I need explanation in this Sudoku python code

Question

I tried this Sudoku solver written in Python https://freepythontips.wordpress.com/2013/09/01/sudoku-solver-in-python/ The code works fine. This is the full code:

import sys

def same_row(i,j): return (i/9 == j/9)
def same_col(i,j): return (i-j) % 9 == 0
def same_block(i,j): return (i/27 == j/27 and i%9/3 == j%9/3)

def r(a):
  i = a.find('0')
  if i == -1:
    sys.exit(a)

  excluded_numbers = set()
  for j in range(81):
    if same_row(i,j) or same_col(i,j) or same_block(i,j):
        excluded_numbers.add(a[j])

  for m in '123456789':
    if m not in excluded_numbers:
        r(a[:i]+m+a[i+1:])

r('100070030830600000002900608600004907090000050307500004203009100000002043040080009')

I dont understand this loop:

for m in '123456789':
        if m not in excluded_numbers:
            r(a[:i]+m+a[i+1:])

Please someone explain the algorithm of this code. Thanks

Edit: I was asking about logic of that loop and now I understand the logic and I checked Peter Novig's Sudoku solver.

Answer 1

At the beginning of the code, you set i to the index of the first field that is still not yet filled. Next, you make excluded_numbers the set of all the numbers that are not allowed on this position, since they are already present in the same row, column or block as i.

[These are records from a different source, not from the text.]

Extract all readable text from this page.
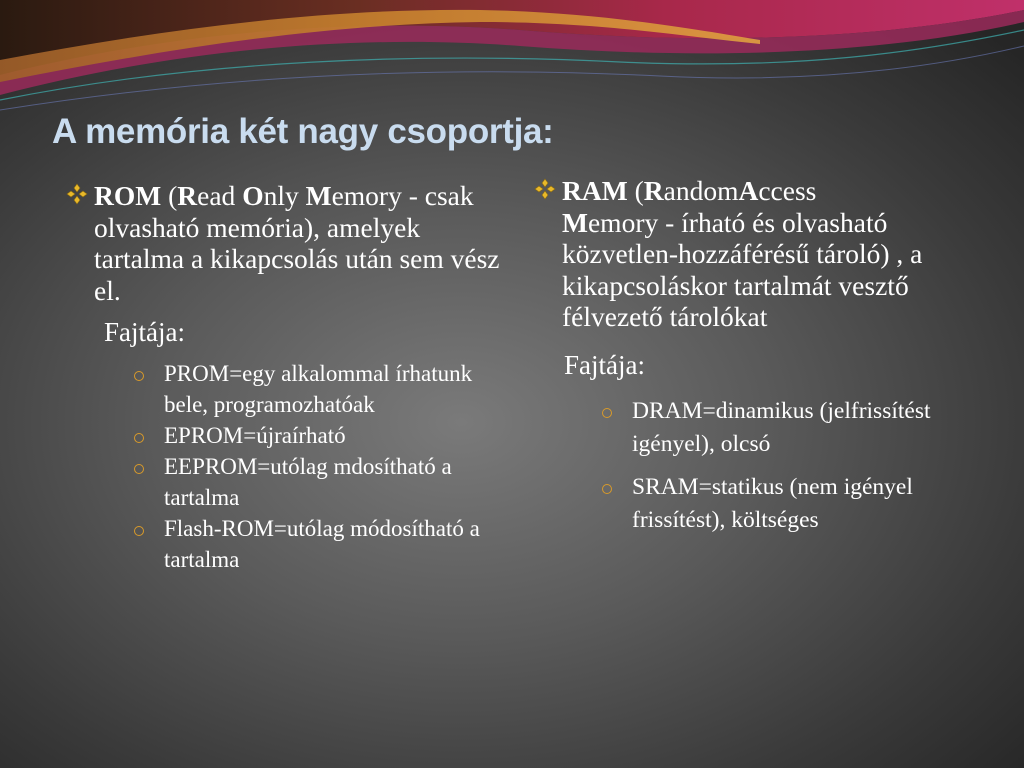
A memória két nagy csoportja:
ROM (Read Only Memory - csak olvasható memória), amelyek tartalma a kikapcsolás után sem vész el.
Fajtája:
PROM=egy alkalommal írhatunk bele, programozhatóak
EPROM=újraírható
EEPROM=utólag mdosítható a tartalma
Flash-ROM=utólag módosítható a tartalma
RAM (RandomAccess
Memory - írható és olvasható közvetlen-hozzáférésű tároló) , a kikapcsoláskor tartalmát vesztő félvezető tárolókat
Fajtája:
DRAM=dinamikus (jelfrissítést igényel), olcsó
SRAM=statikus (nem igényel frissítést), költséges
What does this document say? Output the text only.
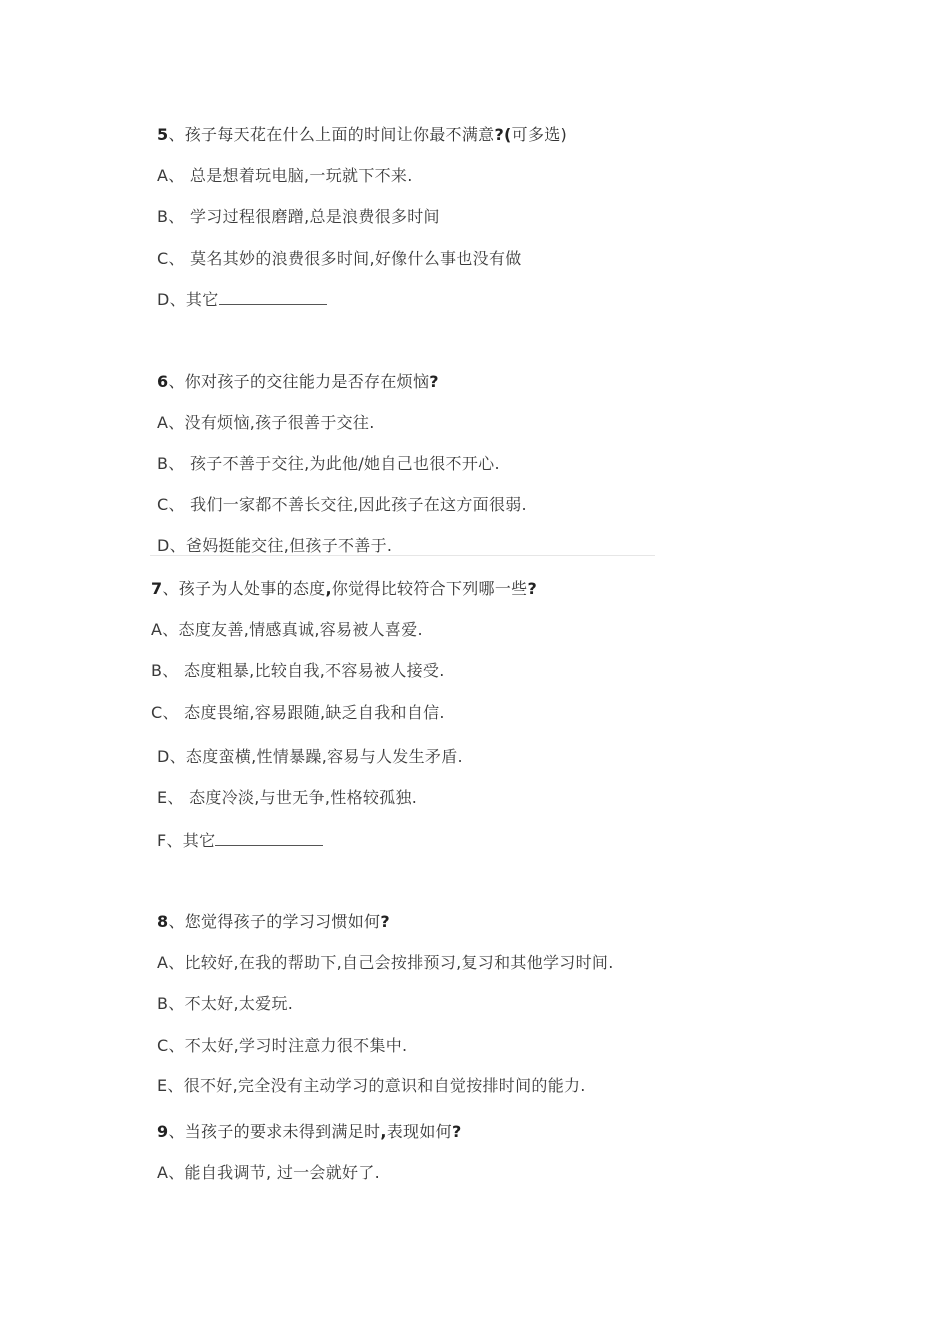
5、孩子每天花在什么上面的时间让你最不满意?(可多选)
A、 总是想着玩电脑,一玩就下不来.
B、 学习过程很磨蹭,总是浪费很多时间
C、 莫名其妙的浪费很多时间,好像什么事也没有做
D、其它
6、你对孩子的交往能力是否存在烦恼?
A、没有烦恼,孩子很善于交往.
B、 孩子不善于交往,为此他/她自己也很不开心.
C、 我们一家都不善长交往,因此孩子在这方面很弱.
D、爸妈挺能交往,但孩子不善于.
7、孩子为人处事的态度,你觉得比较符合下列哪一些?
A、态度友善,情感真诚,容易被人喜爱.
B、 态度粗暴,比较自我,不容易被人接受.
C、 态度畏缩,容易跟随,缺乏自我和自信.
D、态度蛮横,性情暴躁,容易与人发生矛盾.
E、 态度冷淡,与世无争,性格较孤独.
F、其它
8、您觉得孩子的学习习惯如何?
A、比较好,在我的帮助下,自己会按排预习,复习和其他学习时间.
B、不太好,太爱玩.
C、不太好,学习时注意力很不集中.
E、很不好,完全没有主动学习的意识和自觉按排时间的能力.
9、当孩子的要求未得到满足时,表现如何?
A、能自我调节, 过一会就好了.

In the for you loop you ask about, you loop over all the possible numbers, guessing that position i has the number m. You first check if m is not one of the forbidden numbers, and if not, recursively call the function r again with the empty spot replaced by the guess m. This is done by concatenating all the fields up to position i (a[:i]), the guess m, and all the fields after position i (a[i+1:]). Getting the parts before and after the position i is done by slicing into the long string that represents the whole board.

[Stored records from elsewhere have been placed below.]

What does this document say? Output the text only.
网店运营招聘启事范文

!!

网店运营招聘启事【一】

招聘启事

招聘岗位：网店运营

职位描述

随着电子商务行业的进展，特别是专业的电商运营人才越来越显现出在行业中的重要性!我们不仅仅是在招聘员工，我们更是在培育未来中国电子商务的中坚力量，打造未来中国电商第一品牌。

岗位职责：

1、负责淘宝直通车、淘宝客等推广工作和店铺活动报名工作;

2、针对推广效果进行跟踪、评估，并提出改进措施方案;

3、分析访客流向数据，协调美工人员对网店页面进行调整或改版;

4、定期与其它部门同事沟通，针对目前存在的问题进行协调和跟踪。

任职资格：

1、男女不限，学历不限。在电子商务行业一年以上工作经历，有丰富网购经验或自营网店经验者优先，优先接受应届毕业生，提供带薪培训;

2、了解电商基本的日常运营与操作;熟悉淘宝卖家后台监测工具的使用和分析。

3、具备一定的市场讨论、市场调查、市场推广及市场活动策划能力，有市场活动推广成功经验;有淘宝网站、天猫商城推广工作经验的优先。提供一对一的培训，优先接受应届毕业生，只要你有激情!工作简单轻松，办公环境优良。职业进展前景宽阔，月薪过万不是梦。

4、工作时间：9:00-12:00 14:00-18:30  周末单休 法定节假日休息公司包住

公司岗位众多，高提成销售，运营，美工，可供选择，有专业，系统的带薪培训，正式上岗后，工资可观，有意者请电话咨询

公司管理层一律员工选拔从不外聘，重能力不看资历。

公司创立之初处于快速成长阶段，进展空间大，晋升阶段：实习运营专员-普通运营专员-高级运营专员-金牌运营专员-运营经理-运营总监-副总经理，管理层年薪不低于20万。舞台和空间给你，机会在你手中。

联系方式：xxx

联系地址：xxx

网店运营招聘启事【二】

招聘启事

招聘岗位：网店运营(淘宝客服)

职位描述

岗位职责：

The function r() as a whole works by finding the first unfilled position, fill it with a valid number and then recursively calling itself again. If at some point, there are no more numbers to fill at a certain position (since you made the wrong guess), the function simply exits. When the function finally finds a complete solution (no 0 left), it prints the solution and exits. Note that this is not a very efficient way of solving a Sudoku. A much better algorithm is explained by Peter Norvig, who is head of Google research.

Answer 2

def r(a):
  i = a.find('0')  #  find the next "missing" item
  if i == -1:  # if there is none, we have a winner - print it on exit
    sys.exit(a)

  excluded_numbers = set()  #  build a set of excluded numbers, the range is [0,9] (though '0' is not meaningful)
  for j in range(81):  #  we have 9 mini 3X3 boards which combined to one sudoku board
    if same_row(i,j) or same_col(i,j) or same_block(i,j):  #  if i and j are on the same row/column/block - we'll exclude the item on a[j] because i cannot contain the same number - according to sudoku rules
        excluded_numbers.add(a[j])

for m in '123456789':  #  for each one of the candidates m in [1,2,3,...9] (though it's being read as a string)
    if m not in excluded_numbers:  #  if m was not excluded in the previous step 
        r(a[:i]+m+a[i+1:])  #  replace the i-th item with m and continue (recursively)

on the last line we have a recursive call that tries to "guess" the solution using each one of the ms that were not excluded. Assuming that the board has at least one solution - at least one of the calls should reach the condition if i == -1 and the first recursive branch that will get there will print itself and exit (ignoring other possible solutions that "come later" as one of the leafs on the tree of all the other possibilities).